Time to look at Intra-Americas trade again
May 13, 2014 - LM Editorial
With so much attention now being placed on trade agreements with the EU and in the transpacific, shippers may wish to take a fresh look at what one leading ocean cargo carrier is doing within the parameters of the existing North America Free Trade Agreement (NAFTA).
Starting early next year, the resurrected U.S. carrier, SeaLand, will be coming back under the auspices of Maersk Line to serve existing Intra-Americas service network. This will also shift the logistics weight to the Caribbean Basin in anticipation of the Panama Canal expansion. SeaLand was aquired by Maersk Line in October 1999.
“This reorganization is an investment in our global container business. It enhances and strengthens service in this important and growing trade region, as well as the future of our overall global service network,” says Vincent Clerc, chief trade & marketing officer, Maersk Line.
Analysts say that the Caribbean Basin Partnership Act – which was broadened more than a decade ago – may eventually be replaced by a “Free Trade Area of the Americas” act.

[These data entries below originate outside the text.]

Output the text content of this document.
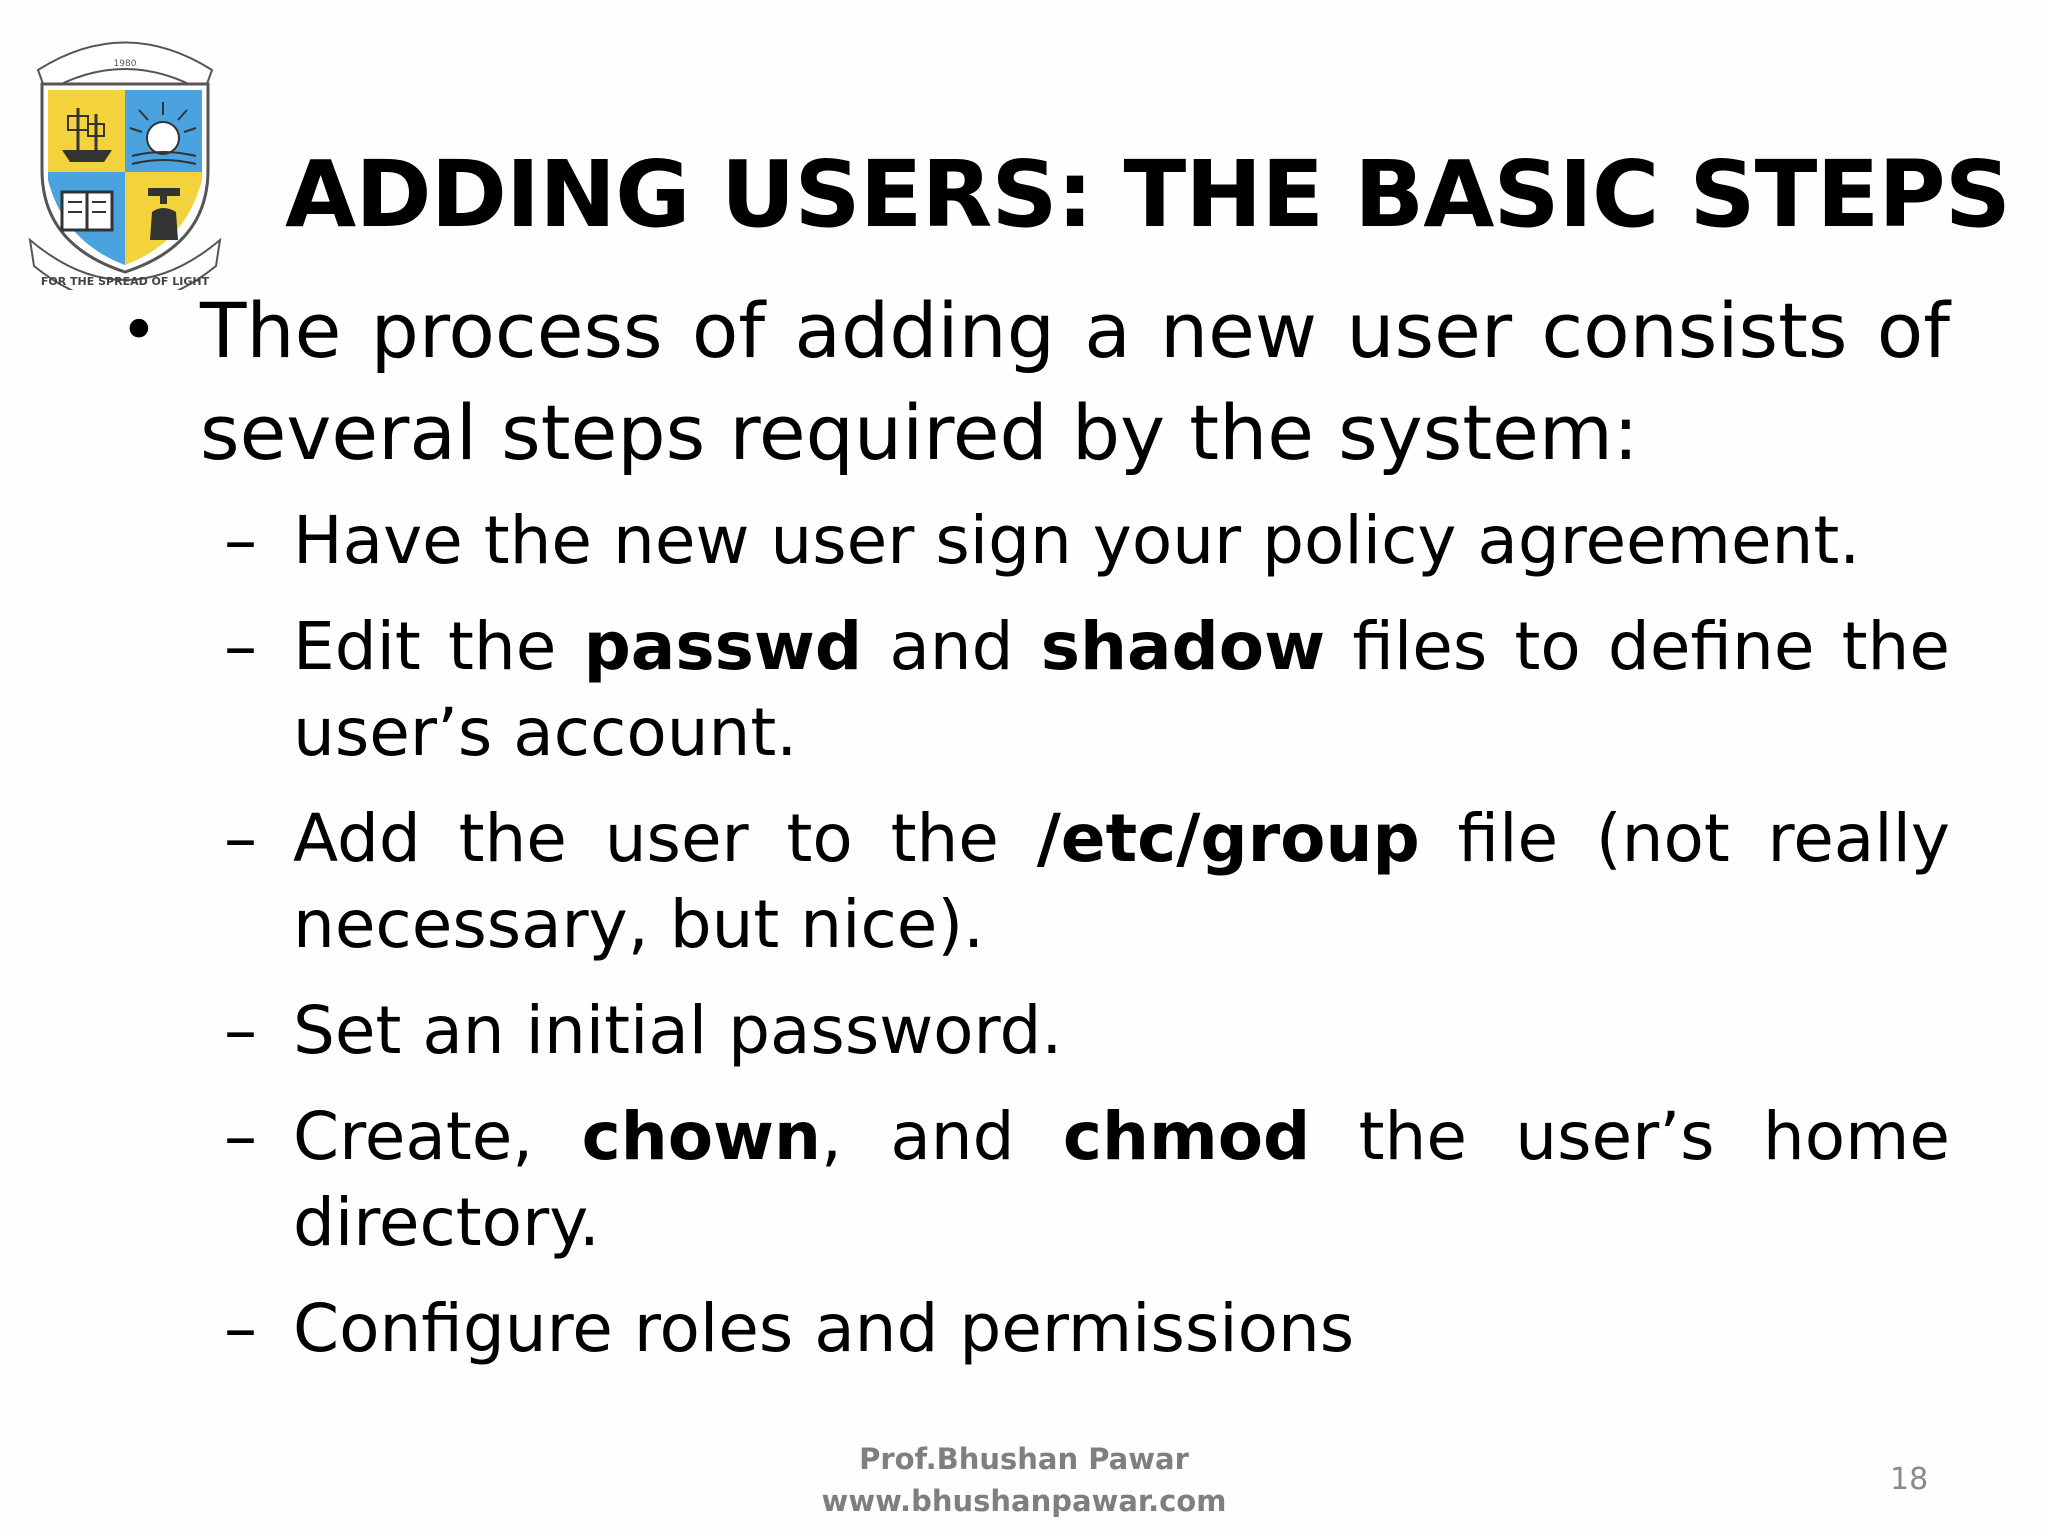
1980
FOR THE SPREAD OF LIGHT
ADDING USERS: THE BASIC STEPS
• The process of adding a new user consists of several steps required by the system:
– Have the new user sign your policy agreement.
– Edit the passwd and shadow files to define the user’s account.
– Add the user to the /etc/group file (not really necessary, but nice).
– Set an initial password.
– Create, chown, and chmod the user’s home directory.
– Configure roles and permissions
Prof.Bhushan Pawar
www.bhushanpawar.com
18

Russell Held, Director of Economic Development for The Port of Virginia, and a former SeaLand executive, says the trend for near-shoring is gaining traction – with a great focus on ocean carrier reliability.”
Indeed, Maersk Line’s existing Intra-Americas service network will be the foundation for SeaLand. Industry analysts contend that the new U.S. subsidiary will have similar structure to Maersk Line’s other regional carriers – including intra-Asia carrier MCC Transport and intra-European carrier Seago Line.
SeaLand will feature local sales and support personnel located in North, Central, and South America, as well as the Caribbean, to service customers throughout the region.
The new, independent unit will officially start operating next January. Meanwhile, Maersk will begin the transition of its Intra-Americas business to SeaLand in a phased approach throughout the remainder of this year.